©Novel Buddy
thief of fate-Chapter 56: The fires do not go out
Morning crept into Valerian’s room with a quietness akin to the flutter of a shy bird’s wing. The golden light carved its way through the white linen curtains, casting a soft gleam on the cold stone floor. A faint warmth settled over his face, but he did not move.
He remained lying down, his eyes half-open, staring at the ceiling adorned with dark wooden beams, breathing slowly as if trying to decide whether this day was worth living. His body was still exhausted, not only from physical fatigue but from the weight that settled in his chest like an immovable rock.
A moment passed before he heard a light knock on the door, followed by a familiar voice:
"Sir, I’ve brought breakfast. May I come in?"

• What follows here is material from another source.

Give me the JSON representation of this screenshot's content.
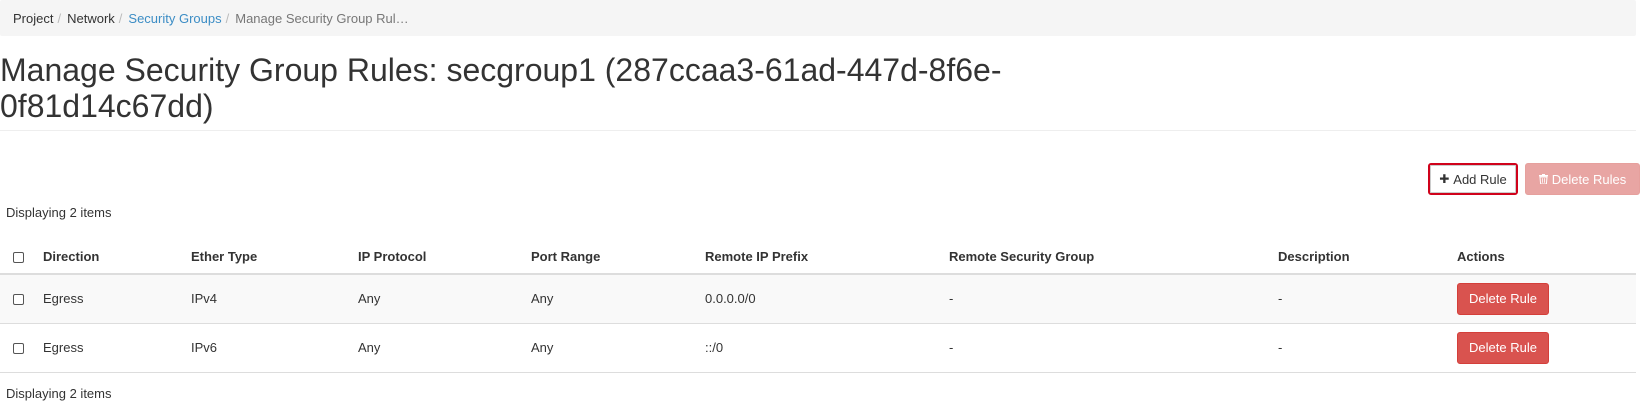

Valerian didn’t answer immediately. He wanted to remain in that void, between sleep and wakefulness, where pain wasn’t yet clear and where regret hadn’t begun to scream after full awakening. But eventually, he sighed and said in a hoarse voice:
"Come in, Carlos."
The door opened quietly, and Carlos entered carrying a silver tray with a simple but tidy dish: toasted bread slices, boiled eggs, pieces of cheese, and a pot of warm tea.
"I thought a light meal would be suitable for this morning," Carlos said with a faint smile as he placed the tray on the table near the bed.
Valerian didn’t respond. He sat up slowly, as if every muscle in his body protested the movement. He rubbed his eyes, then said in a husky voice:
"Thank you, Carlos... I didn’t realize I was hungry until now."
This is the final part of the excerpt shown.